La abadesa se incorporó, alzó dos pesadas piezas del tablero y se las entregó a las novicias.
Por turno, Valentine y Mireille besaron el anillo de la abadesa y, con sumo cuidado, llevaron sus extrañas posesiones a la puerta del estudio. Estaban a punto de salir cuando Mireille se dio la vuelta y habló por primera vez desde que habían entrado en la estancia.
—Reverenda madre, ¿me permite preguntarle adónde irá? Nos gustaría recordarla y enviarle nuestros buenos deseos dondequiera que esté.
—Haré un viaje con el que he soñado durante más de cuarenta años —respondió la abadesa—. Tengo una amiga a la que no visito desde la infancia. En aquellos tiempos... os diré que a veces Valentine me recuerda muchísimo a esa vieja amiga. La recuerdo tan alegre, tan llena de vitalidad...

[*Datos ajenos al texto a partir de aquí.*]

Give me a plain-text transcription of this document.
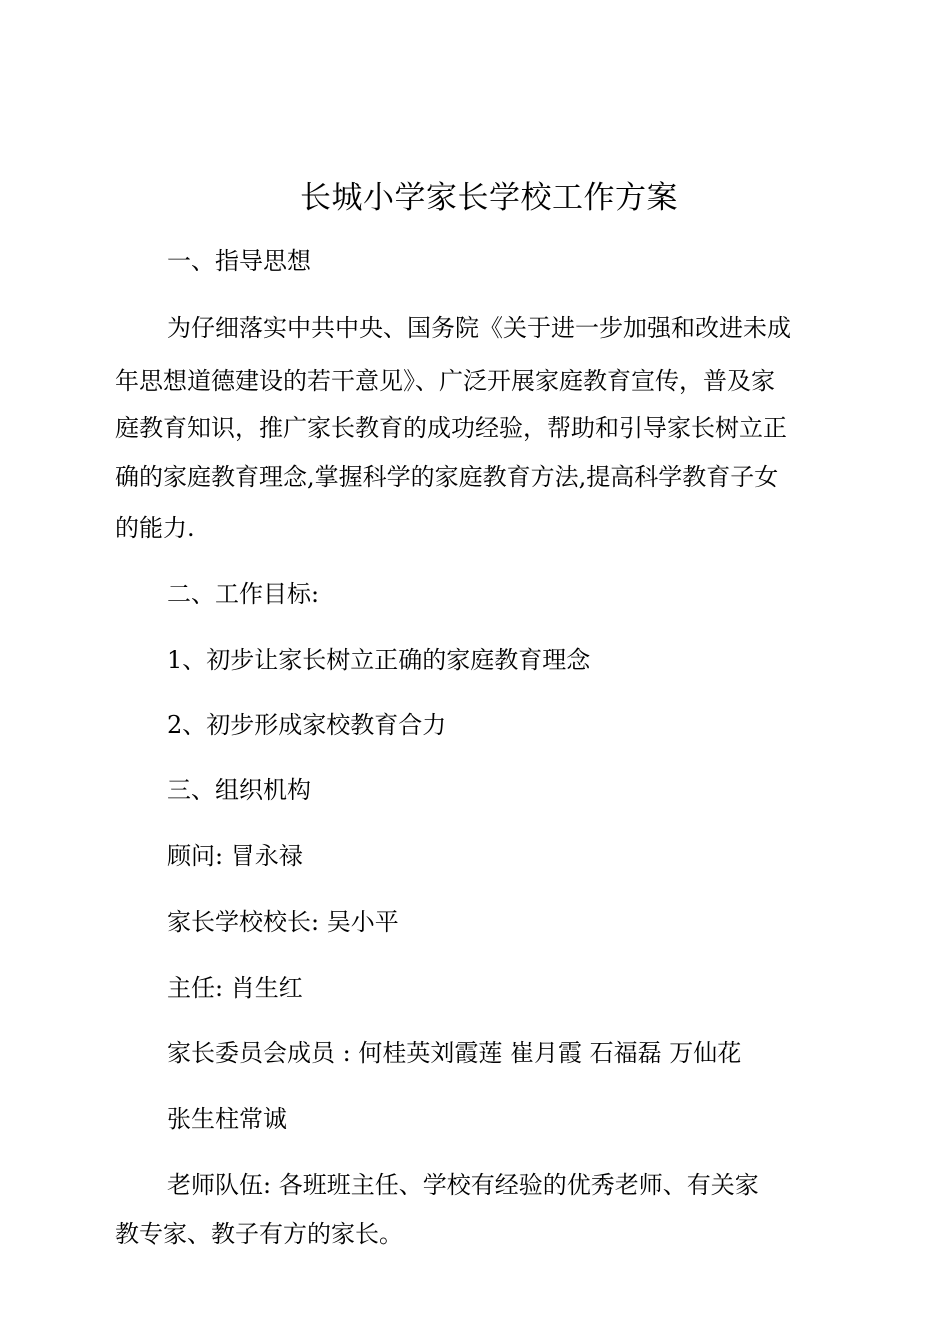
长城小学家长学校工作方案
一、指导思想
为仔细落实中共中央、国务院《关于进一步加强和改进未成
年思想道德建设的若干意见》、广泛开展家庭教育宣传，普及家
庭教育知识，推广家长教育的成功经验，帮助和引导家长树立正
确的家庭教育理念,掌握科学的家庭教育方法,提高科学教育子女
的能力.
二、工作目标:
1、初步让家长树立正确的家庭教育理念
2、初步形成家校教育合力
三、组织机构
顾问: 冒永禄
家长学校校长: 吴小平
主任: 肖生红
家长委员会成员 : 何桂英刘霞莲 崔月霞 石福磊 万仙花
张生柱常诚
老师队伍: 各班班主任、学校有经验的优秀老师、有关家
教专家、教子有方的家长。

La abadesa hizo silencio y a Mireille le pareció que se tornaba soñadora, si es que podía decirse semejante cosa de una persona tan augusta.
—Reverenda madre, ¿su amiga vive en Francia? —preguntó.
—No, vive en Rusia —respondió la abadesa.
Bajo la tenue luz gris de la mañana, dos mujeres ataviadas para el largo viaje salieron de la abadía y treparon a un carro de heno. Franquearon las impresionantes puertas y comenzaron a cruzar las estribaciones. Cayó una ligera bruma que las ocultó cuando atravesaron el valle distante.
Estaban asustadas. Se cubrieron con las esclavinas y se alegraron de cumplir una misión sagrada cuando volvieran a entrar en el mundo del que durante tanto tiempo habían estado aisladas. Pero no fue Dios quien las observó en silencio desde la cima de la montaña mientras el carro de heno descendía lentamente hacia la penumbra del lecho del valle.
En lo alto de una cumbre nevada, por encima de la abadía, un jinete solitario montaba un caballo claro. Observó el carro hasta que se fundió con la oscura bruma. Azuzó el caballo y se alejó al galope.